Командир умел толкать речи. Говорил доступно, ярко. Как говорится: "с огоньком".
"Надеюсь это не одно его достоинство, — с какой-то легкой неприязнью подумал я.
Не нравился он мне, и я ничего не мог с этим чувством поделать. После его речи снова взял слово командир партизанского отряда. Он больше говорил о трудностях, чем об успехах отряда. Из его слов стало понятно, что большая часть бойцов и командиров, выходящая из окружения, наталкиваясь на их отряд, уходили, надеясь добраться до Красной Армии и влиться в ее ряды. Местные жители не только не желали партизанить, но даже неохотно контактировали с партизанами, так как продналог и колхозы, в которые их насильно загоняла советская власть, не нашли достаточной поддержки в народе. Номинально командиром считался младший лейтенант Липатов, но фактически все вопросы решал совет из четырех человек, в который входил полковой комиссар Дыбенко, сержант Стукашенко, возглавляющий разведку и нашим знакомым Степаном Гнатенко, отвечавшим за снабжение отряда. Полковой комиссар Дыбенко являлся заместителем командира отряда по политической части. Как уже позже стало известно, командование партизанского отряда было готово сразу сложить с себя обязанности и передать бразды правления нашему командиру. Такое решение объяснялось просто. За эти четыре месяца они мало что сделали, если не считать обстрела немецких автомашин на дорогах, да уничтожения пару десятков полицейских. Правда, была у них одна, скажем так, одна крупная победа. Узнав от местных жителей, что немцы собрали с нескольких сел продовольствие и должны были отвезти его на сборный пункт для отправки в Германию, они, устроив засаду, подстерегли их на дороге. Продовольственный обоз охраняли с пяток немцев и десяток полицейских. Уничтожив охрану, партизаны захватили продовольствие. Часть раздали по селам, а остальное оставили себе. Понять их можно было. Сложные отношения с местным населением, острая нехватка боеприпасов и взрывчатых веществ, трудное положение с продовольствием.

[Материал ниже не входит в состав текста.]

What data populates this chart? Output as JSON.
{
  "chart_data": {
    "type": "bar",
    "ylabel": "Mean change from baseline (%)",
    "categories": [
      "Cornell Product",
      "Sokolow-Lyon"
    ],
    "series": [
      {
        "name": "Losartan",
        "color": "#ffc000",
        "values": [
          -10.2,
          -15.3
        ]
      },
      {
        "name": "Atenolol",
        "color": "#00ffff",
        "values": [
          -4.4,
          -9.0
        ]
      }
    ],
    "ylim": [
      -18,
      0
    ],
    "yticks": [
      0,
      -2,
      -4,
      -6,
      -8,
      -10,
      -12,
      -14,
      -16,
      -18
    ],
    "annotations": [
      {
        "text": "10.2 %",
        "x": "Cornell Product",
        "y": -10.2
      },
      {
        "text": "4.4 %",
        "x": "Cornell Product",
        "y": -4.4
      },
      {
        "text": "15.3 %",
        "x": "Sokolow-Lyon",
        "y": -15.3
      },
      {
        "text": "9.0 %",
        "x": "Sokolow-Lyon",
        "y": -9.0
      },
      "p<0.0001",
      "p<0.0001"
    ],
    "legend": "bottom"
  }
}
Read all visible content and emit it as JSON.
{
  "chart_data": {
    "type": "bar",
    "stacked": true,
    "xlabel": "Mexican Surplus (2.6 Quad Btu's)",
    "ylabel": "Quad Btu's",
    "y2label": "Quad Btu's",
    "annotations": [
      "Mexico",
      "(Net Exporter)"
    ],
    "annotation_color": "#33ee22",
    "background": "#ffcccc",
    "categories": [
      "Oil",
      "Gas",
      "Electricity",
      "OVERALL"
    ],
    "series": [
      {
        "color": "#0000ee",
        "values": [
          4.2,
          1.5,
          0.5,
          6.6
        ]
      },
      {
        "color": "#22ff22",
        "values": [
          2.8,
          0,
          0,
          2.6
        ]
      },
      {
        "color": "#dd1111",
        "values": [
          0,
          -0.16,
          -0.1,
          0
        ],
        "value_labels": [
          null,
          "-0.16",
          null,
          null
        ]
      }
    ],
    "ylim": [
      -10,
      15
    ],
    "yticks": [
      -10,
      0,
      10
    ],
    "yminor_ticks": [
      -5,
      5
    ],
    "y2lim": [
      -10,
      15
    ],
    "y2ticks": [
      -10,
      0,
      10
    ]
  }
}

Радость не сходила с лиц партизан, а в особенности у бывшего командира отряда. Теперь, когда прибыла диверсионная группа из Москвы с кадровым, опытным командиром партизаны считали, что теперь у них все получиться, а лейтенант был жутко доволен, что переложил ответственность на чужие плечи.
Мы так же узнали, что в этих краях было еще два партизанских отряда, но в контакт с ними не входили и не знали их месторасположение.
После взаимного представления и собрания, командиры ушли в штаб совещаться, а нас, шумно, весело и гостеприимно, принялись устраивать. Особое внимание партизаны уделили нашим девушкам, которых до этого в отряде не было, что заставило хмуриться Лешу Крымова и Володю Богатырева, который, как я успел заметить, был неравнодушен к нашему врачу Ане.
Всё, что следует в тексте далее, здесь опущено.